We told them it’d ‘been done’ they couldn’t have it.
We’d go again.
It’s a fine line between integrity and stupidity.
(Not sure exactly which side of it we were on in that instance.)
We went again.
New thought: Anti-new.
Why not celebrate the second-hand, the used, the stuff with previous owners?
It was different and VERY them.
So how do we turn that into a style that best represents Loot?
Loot had terrible printing, dodgy star bursts everywhere and exclamation marks on every square inch, everything was shouty.
Cool, that’s our ingredients then.
Dave Wakefield found this old cut of a font we scanned.
Then we used graduated course screens, drop shadows, clashing colours and all the things that we would usually avoid.
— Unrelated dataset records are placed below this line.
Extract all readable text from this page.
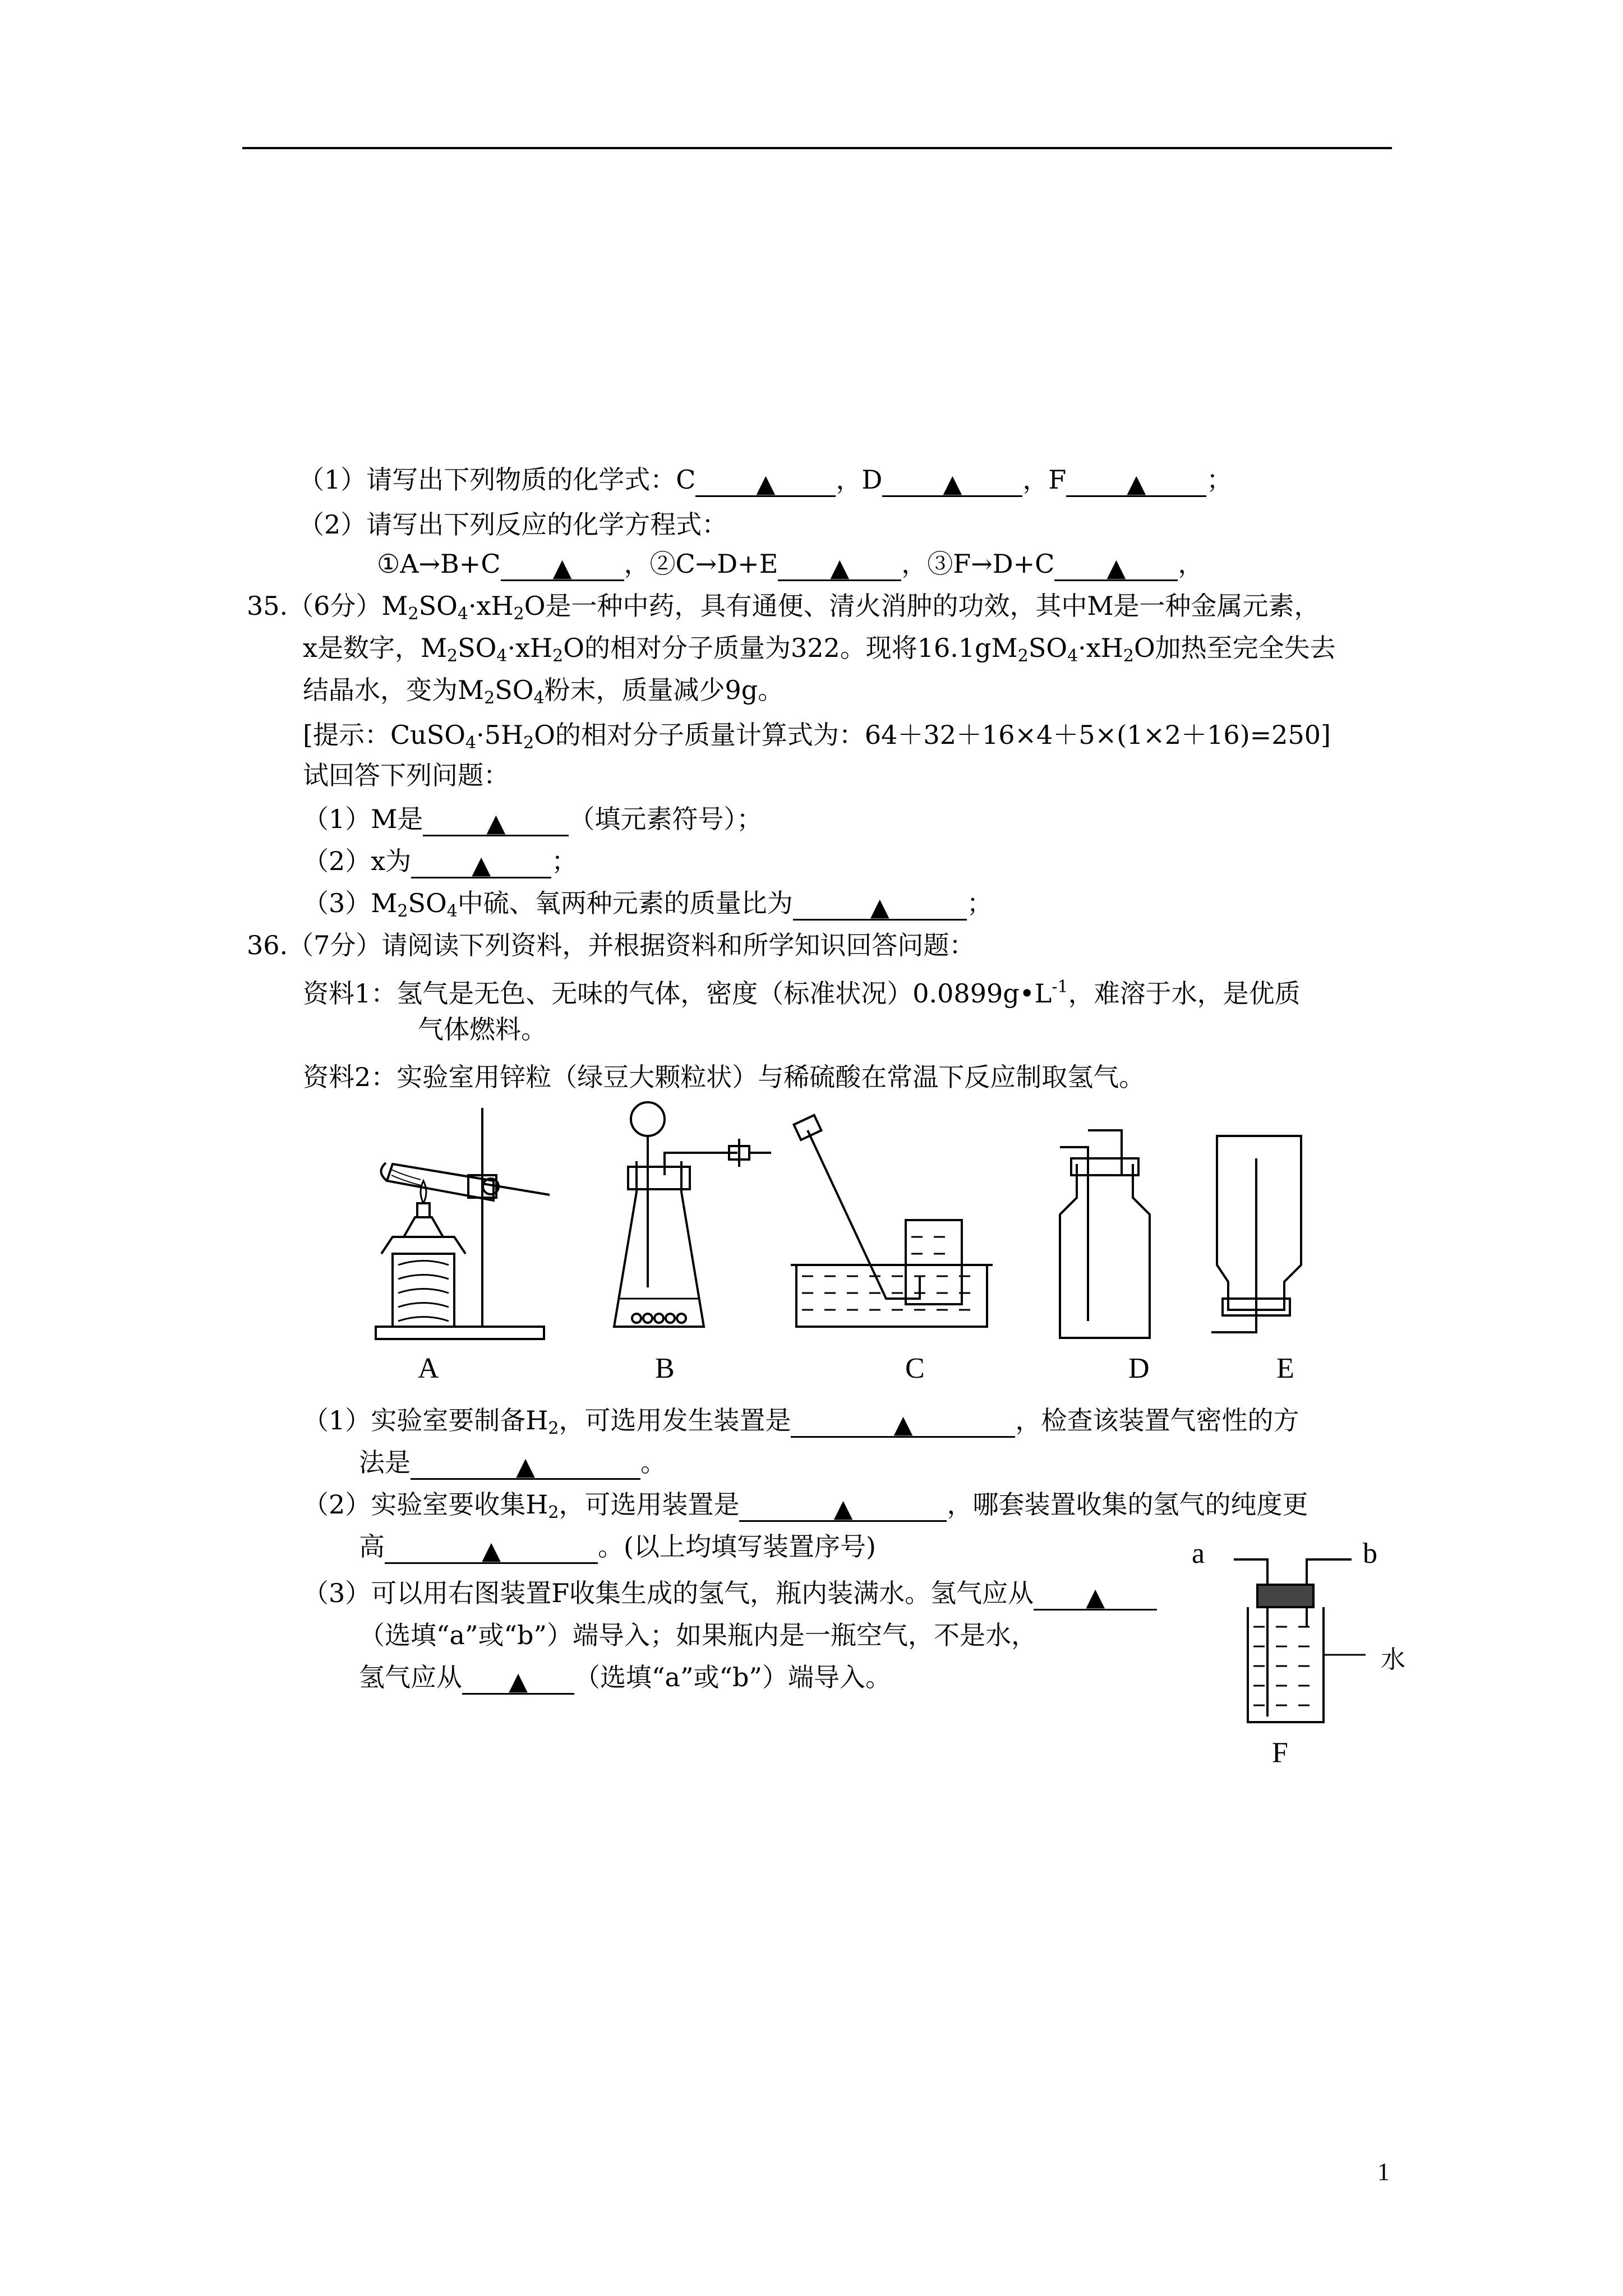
（1）请写出下列物质的化学式：C ▲ ，D ▲ ，F ▲ ；
（2）请写出下列反应的化学方程式：
①A→B+C ▲ ，②C→D+E ▲ ，③F→D+C ▲ ，
35.（6分）$M_2SO_4\cdot xH_2O$是一种中药，具有通便、清火消肿的功效，其中M是一种金属元素，
x是数字，$M_2SO_4\cdot xH_2O$的相对分子质量为322。现将$16.1gM_2SO_4\cdot xH_2O$加热至完全失去
结晶水，变为$M_2SO_4$粉末，质量减少9g。
[提示：$CuSO_4\cdot 5H_2O$的相对分子质量计算式为：64＋32＋16×4＋5×(1×2＋16)=250]
试回答下列问题：
（1）M是	▲ （填元素符号）；
（2）x为 ▲ ；
$(3)M_2SO_4$中硫、氧两种元素的质量比为	▲	；
36.（7分）请阅读下列资料，并根据资料和所学知识回答问题：
资料1：氢气是无色、无味的气体，密度（标准状况）$0.0899g•L^{-1}$，难溶于水，是优质
气体燃料。
资料2：实验室用锌粒（绿豆大颗粒状）与稀硫酸在常温下反应制取氢气。
A	B	C	D	E
（1）实验室要制备$H_2$，可选用发生装置是	▲	，检查该装置气密性的方
法是	▲	。
（2）实验室要收集$H_2$，可选用装置是	▲	，哪套装置收集的氢气的纯度更
高	▲	。(以上均填写装置序号)
（3）可以用右图装置F收集生成的氢气，瓶内装满水。氢气应从 ▲
（选填“a”或“b”）端导入；如果瓶内是一瓶空气，不是水，
氢气应从 ▲ （选填“a”或“b”）端导入。
a	b
水
F
1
(We were generally too cool for school.)
We recovered from not letting the client, Stephen Miron, have the work he’d wanted from the previous meeting.
But we couldn’t recover from the fact that I was the only person from the agency in the pitch.
It fell on the same day as our agency’s first briefing by our biggest, in fact only account, Mercedes-Benz.
It felt wrong to rearrange them in favour of a pitch.
But, we didn’t look terribly committed to the Loot cause.
A shame, I haven’t had the opportunity to bad printing since.